On a wave of success

On a wave of success

They are truly taking Indian music to newer heights, by proving themselves on a global platform. Indo-Canadian band Lehera has emerged as a winner in the World .

Fusion Genre at the World Music Awards. The band comprising Prakash Sontakke, Karthik Mani and Prashant John, will be heading to New York in February to receive the award. Prakash speaks to Metrolife on the band’s future plans, and reveals the common love for music that the trio shares.

“We are very excited,” exclaims Prakash, who is happy to see a number of Indian musicians getting global recognition. “Indian classical music is one of those rare forms, which has the elements of every other genre of music like hip-hop, rap and rock. So when Indian classical musicians perform in the West, they are able to interact quickly with the audience.”

Lehera was formed in 2004 when Prashant John based in Canada came to Mysore to attend a yoga camp. Prashant and Prakash met each other through common friend Ravi Shankar Mishra and spoke at length about music. “We met in my house and even played with each other. As Prashant says, our progression happened the same way as one musical note leads to the other,” he laughs.

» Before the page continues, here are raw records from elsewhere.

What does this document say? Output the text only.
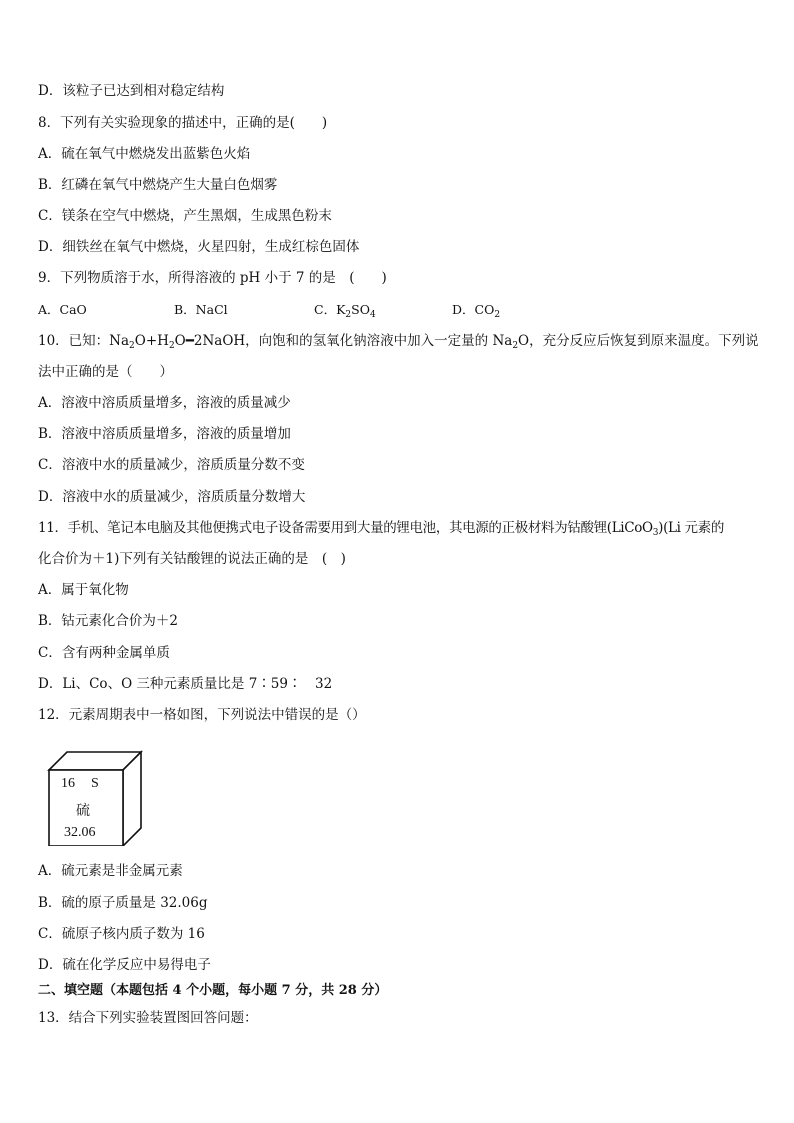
D．该粒子已达到相对稳定结构
8．下列有关实验现象的描述中，正确的是(　　)
A．硫在氧气中燃烧发出蓝紫色火焰
B．红磷在氧气中燃烧产生大量白色烟雾
C．镁条在空气中燃烧，产生黑烟，生成黑色粉末
D．细铁丝在氧气中燃烧，火星四射，生成红棕色固体
9．下列物质溶于水，所得溶液的 pH 小于 7 的是　(　　)
A．CaO	B．NaCl	C．$K_2SO_4$	D．$CO_2$
10．已知：$Na_2O+H_2O━2NaOH$，向饱和的氢氧化钠溶液中加入一定量的 $Na_2O$，充分反应后恢复到原来温度。下列说
法中正确的是（　　）
A．溶液中溶质质量增多，溶液的质量减少
B．溶液中溶质质量增多，溶液的质量增加
C．溶液中水的质量减少，溶质质量分数不变
D．溶液中水的质量减少，溶质质量分数增大
11．手机、笔记本电脑及其他便携式电子设备需要用到大量的锂电池，其电源的正极材料为钴酸锂(LiCoO$_3$)(Li 元素的
化合价为＋1)下列有关钴酸锂的说法正确的是　(　)
A．属于氧化物
B．钴元素化合价为＋2
C．含有两种金属单质
D．Li、Co、O 三种元素质量比是 7∶59∶　32
12．元素周期表中一格如图，下列说法中错误的是（）
16 S
硫
32.06
A．硫元素是非金属元素
B．硫的原子质量是 32.06g
C．硫原子核内质子数为 16
D．硫在化学反应中易得电子
二、填空题（本题包括 4 个小题，每小题 7 分，共 28 分）
13．结合下列实验装置图回答问题：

Gradually, Karthik Mani joined them as the percussionist of the band. “After two rehearsals, we thought why not hit the studio instead of simply jamming.” This recording was taken to Canada by Prashant, and as they say the rest is history. The three decided to call themselves Lehera as the term means a small, melodic cycle or a rhythmic loop.
The trio performed first at the Long Island Festival in 2006 followed by many more shows. The three even performed at the East West festival for the Bangalore School of Music in 2007. “We recorded our first album Heartsky in Vancouver, Canada, which was ready by 2008.”  The music of Heartsky is a genuine amalgamation of Hindustani, Carnatic, blues and progressive jazz. “Fusion seems to be the music of the future as everybody can relate to it. We have people from all ages — kids, college students and senior Carnatic musicians appreciating our work.”

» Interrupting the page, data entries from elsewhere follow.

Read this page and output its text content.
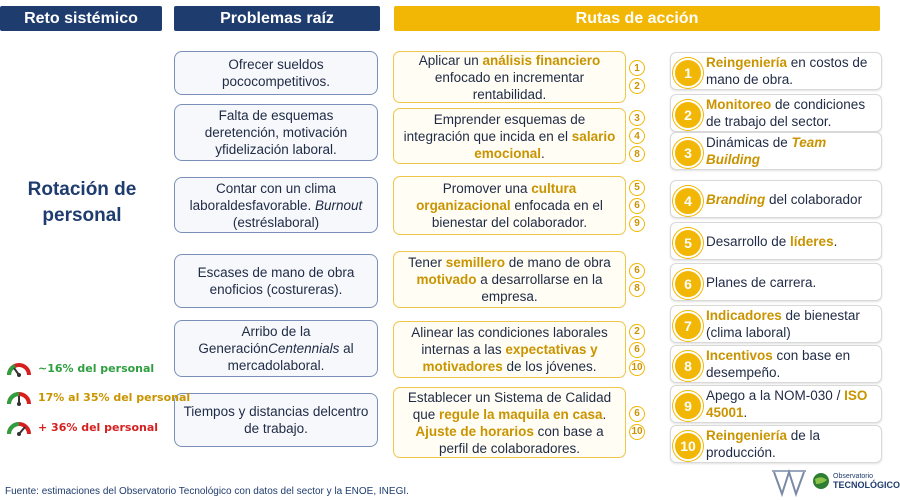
Reto sistémico	Problemas raíz	Rutas de acción
Rotación de
personal
Ofrecer sueldos pococompetitivos.
Falta de esquemas deretención, motivación yfidelización laboral.
Contar con un clima laboraldesfavorable. Burnout (estréslaboral)
Escases de mano de obra enoficios (costureras).
Arribo de la GeneraciónCentennials al mercadolaboral.
Tiempos y distancias delcentro de trabajo.
Aplicar un análisis financiero enfocado en incrementar rentabilidad.
1
2
Emprender esquemas de integración que incida en el salario emocional.
3
4
8
Promover una cultura organizacional enfocada en el bienestar del colaborador.
5
6
9
Tener semillero de mano de obra motivado a desarrollarse en la empresa.
6
8
Alinear las condiciones laborales internas a las expectativas y motivadores de los jóvenes.
2
6
10
Establecer un Sistema de Calidad que regule la maquila en casa. Ajuste de horarios con base a perfil de colaboradores.
6
10
1
Reingeniería en costos de mano de obra.
2
Monitoreo de condiciones de trabajo del sector.
3
Dinámicas de Team Building
4	Branding del colaborador
5	Desarrollo de líderes.
6	Planes de carrera.
7
Indicadores de bienestar (clima laboral)
8
Incentivos con base en desempeño.
9
Apego a la NOM-030 / ISO 45001.
10
Reingeniería de la producción.
~16% del personal
17% al 35% del personal
+ 36% del personal
Fuente: estimaciones del Observatorio Tecnológico con datos del sector y la ENOE, INEGI.
Observatorio
TECNOLÓGICO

Ranging from Pink Floyd to Zakir Hussain, the inspirations of the band are as versatile as their music. But an artist who is the favourite of all the three is Salif Keta, whom the band wishes to work with in future. “I can even picturise the kind of song that would emerge from the collaboration between Lehera and Salif Keta,” laughs Prakash.  The band is now planning to broaden the horizons of music, with their new album. “We will be experimenting with different sounds by inviting new and talented musicians to perform with us,” says Prakash. The band will also be performing in Bangalore. Prakash, who left his profession as an engineer to pursue music, sums it all by saying, “Music is my hobby, pastime and profession.”